Prof. Dr. Ünal, kapalı alanda hasta kişinin ağzından burnundan çıkan partiküllerin 1,5-2 metreye kadar havada asılı kaldığını ve o sarıda karşısında bu arada bir kişi varsa onun burnuna, ağzına, gözüne yapışırsa hastalığın meydana geldiğini hatırlattı. Prof. Dr. Ünal, “Bu olmasın diye çıkışı kapatıyoruz, herkese ‘maske tak’ diyoruz, gireceği yeri kapatıyoruz ‘maske tak’ diyoruz. Ortaya da 1,5-2 metre koyarsak yüzde yüze yakın bir bulaşmama ihtimalini yakalamış oluyoruz. Bunlardan ödün verdiğiniz an kapalı alan da olsa, açık alan da olsa bulaşma meydana gelir. Kapalı olanda daha ağırlaşacağı için daha çoktur; ancak açık alanda olmayacak manasına gelmez. Farklı şahıslarla bir ortaya gelindiği andan itibaren maske takılacak, aralığa dikkat edilecek bunları yapıyorsanız tatile de gidin, otomobile da binin, seyahat da edin. Bunların hiçbirine pürüz görmüyorum. Ancak bu kuralları yerine getirmek kaydıyla” dedi.
“TOPLUM YORULDU”
Prof. Dr. Ünal, bunun da kolay bir şey olmadığını söz ederek, “Toplum da bunlardan yoruldu. Uzman arkadaşlarımız çıkıp ‘maske, ara, el hijyeni’ diyor; ancak bunun iletisinin ne kadarı nitekim ciddiye alınıyor ve uygulanıyor onu görüyoruz, ortada. Artık daha toplumsal bilimlerin içinde olduğu kümeler, Sıhhat Bakanlığı bünyesinde çalışmaya başladı. İşin insan tabiatını inceleyerek, psikolojisini, sosyolojisini anlayarak tahminen farklı ikaz biçimleri geliştirmek zorundayız ki vatandaşlarımız net bildirisi alsın, almakla da kalmayıp uygulayabilsin, uygulasın ki bulaşma meydana gelmesin, bulaşma meydana gelmesin ki yeni olay sayımız azalsın” tabirlerini kullandı.

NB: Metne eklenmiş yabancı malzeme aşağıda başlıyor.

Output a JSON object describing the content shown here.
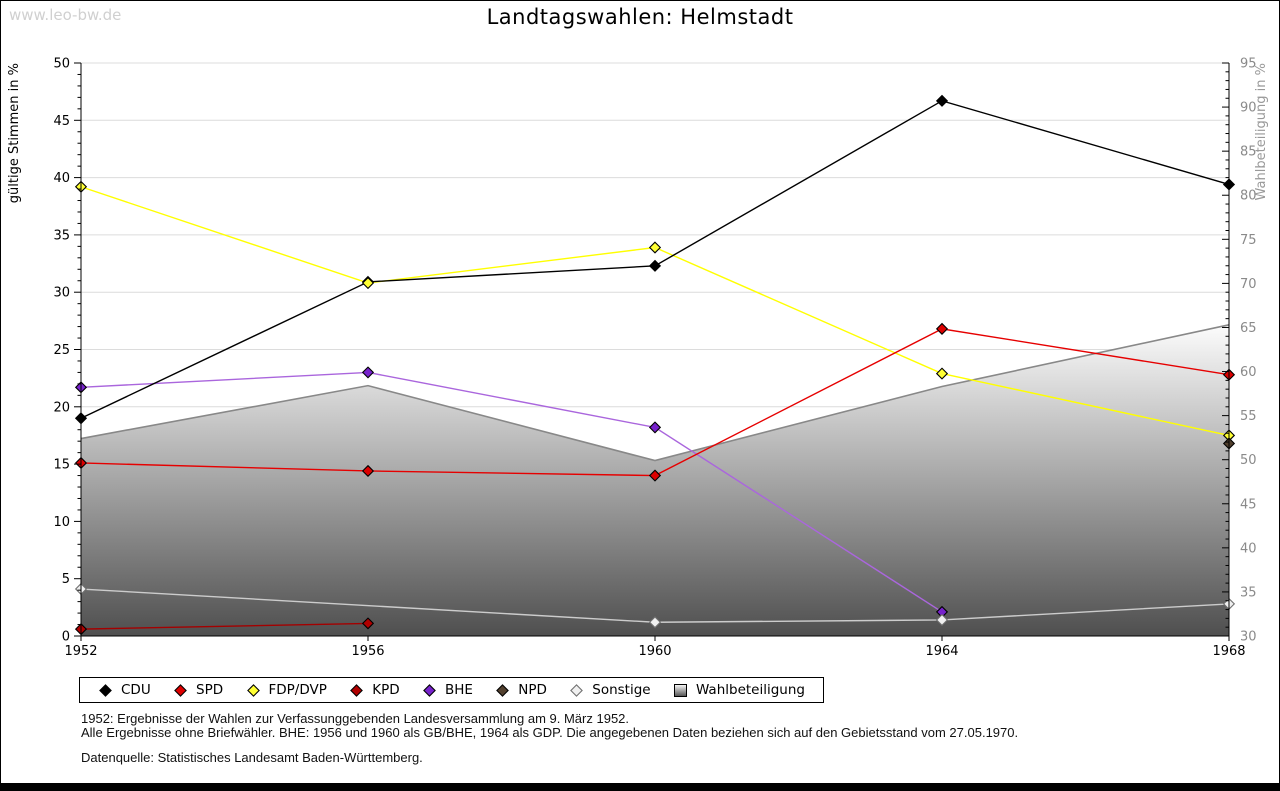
{
  "page": {
    "watermark": "www.leo-bw.de",
    "title": "Landtagswahlen: Helmstadt"
  },
  "chart_data": {
    "type": "line",
    "title": "Landtagswahlen: Helmstadt",
    "x": [
      1952,
      1956,
      1960,
      1964,
      1968
    ],
    "left_axis": {
      "label": "gültige Stimmen in %",
      "min": 0,
      "max": 50,
      "tick_step": 5,
      "minor_step": 1
    },
    "right_axis": {
      "label": "Wahlbeteiligung in %",
      "min": 30,
      "max": 95,
      "tick_step": 5,
      "minor_step": 1
    },
    "grid": true,
    "legend_position": "bottom",
    "series": [
      {
        "name": "CDU",
        "axis": "left",
        "kind": "line",
        "color": "#000000",
        "marker_color": "#000000",
        "values": [
          19.0,
          30.9,
          32.3,
          46.7,
          39.4
        ]
      },
      {
        "name": "SPD",
        "axis": "left",
        "kind": "line",
        "color": "#e60000",
        "marker_color": "#dd0000",
        "values": [
          15.1,
          14.4,
          14.0,
          26.8,
          22.8
        ]
      },
      {
        "name": "FDP/DVP",
        "axis": "left",
        "kind": "line",
        "color": "#ffff00",
        "marker_color": "#ffff33",
        "values": [
          39.2,
          30.8,
          33.9,
          22.9,
          17.5
        ]
      },
      {
        "name": "KPD",
        "axis": "left",
        "kind": "line",
        "color": "#a40000",
        "marker_color": "#b00000",
        "values": [
          0.6,
          1.1,
          null,
          null,
          null
        ]
      },
      {
        "name": "BHE",
        "axis": "left",
        "kind": "line",
        "color": "#aa66dd",
        "marker_color": "#7722cc",
        "values": [
          21.7,
          23.0,
          18.2,
          2.1,
          null
        ]
      },
      {
        "name": "NPD",
        "axis": "left",
        "kind": "line",
        "color": "#52402e",
        "marker_color": "#52402e",
        "values": [
          null,
          null,
          null,
          null,
          16.8
        ]
      },
      {
        "name": "Sonstige",
        "axis": "left",
        "kind": "line",
        "color": "#cccccc",
        "marker_color": "#f0f0f0",
        "marker_stroke": "#707070",
        "values": [
          4.1,
          null,
          1.2,
          1.4,
          2.8
        ]
      },
      {
        "name": "Wahlbeteiligung",
        "axis": "right",
        "kind": "area",
        "color": "#888888",
        "fill_top": "#fcfcfc",
        "fill_bottom": "#4f4f4f",
        "values": [
          52.4,
          58.4,
          49.9,
          58.3,
          65.3
        ]
      }
    ]
  },
  "footnotes": {
    "line1": "1952: Ergebnisse der Wahlen zur Verfassunggebenden Landesversammlung am 9. März 1952.",
    "line2": "Alle Ergebnisse ohne Briefwähler. BHE: 1956 und 1960 als GB/BHE, 1964 als GDP. Die angegebenen Daten beziehen sich auf den Gebietsstand vom 27.05.1970.",
    "source": "Datenquelle: Statistisches Landesamt Baden-Württemberg."
  }
}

“AYNI MESKENIN İÇİNDE 20 KİŞİ, 10 KİŞİ OLMAZ”
Bayramda değerli olanın kısıtlama değil, değerli olanın aktivite sırasında kurallara uygun davranmak olduğuna dikkat çeken Prof. Dr. Ünal, “Televizyonlarda seyrettim, kimi vatandaşlarımız diyor ki, ‘evimin kapısına Kovid nedeniyle ziyaretçi kabul etmiyorum’ yazacağım. Olabilir. Manzaralı telefonlar var. Yan komşuyla balkondan balkona bayramlaşmak var; değerli olan arayı korumak. En iyi ara meskeninizde geçirirsiniz, hiç kimse gelip gitmez. Birebir meskenin içinde 20 kişi, 10 kişi olmaz. Sayıyı düşürerek, konutun içinde de toplumsal ara sağlanmalı. Herkes maskeli olacak, ortadaki uzaklık korunacak kucaklaşma, öpüşme, el öpme onları söylemiyorum bile. Kurban kısımlarında dikkatli olmak lazım, bayram namazında toplumsal aranın korunacak halde sistem olması lazım. Namazdan sonra bayramlaşmayı yapmayacağız artık. Bunun üzere önlemlerin dikkat edilerek yapılması lazım” diye konuştu.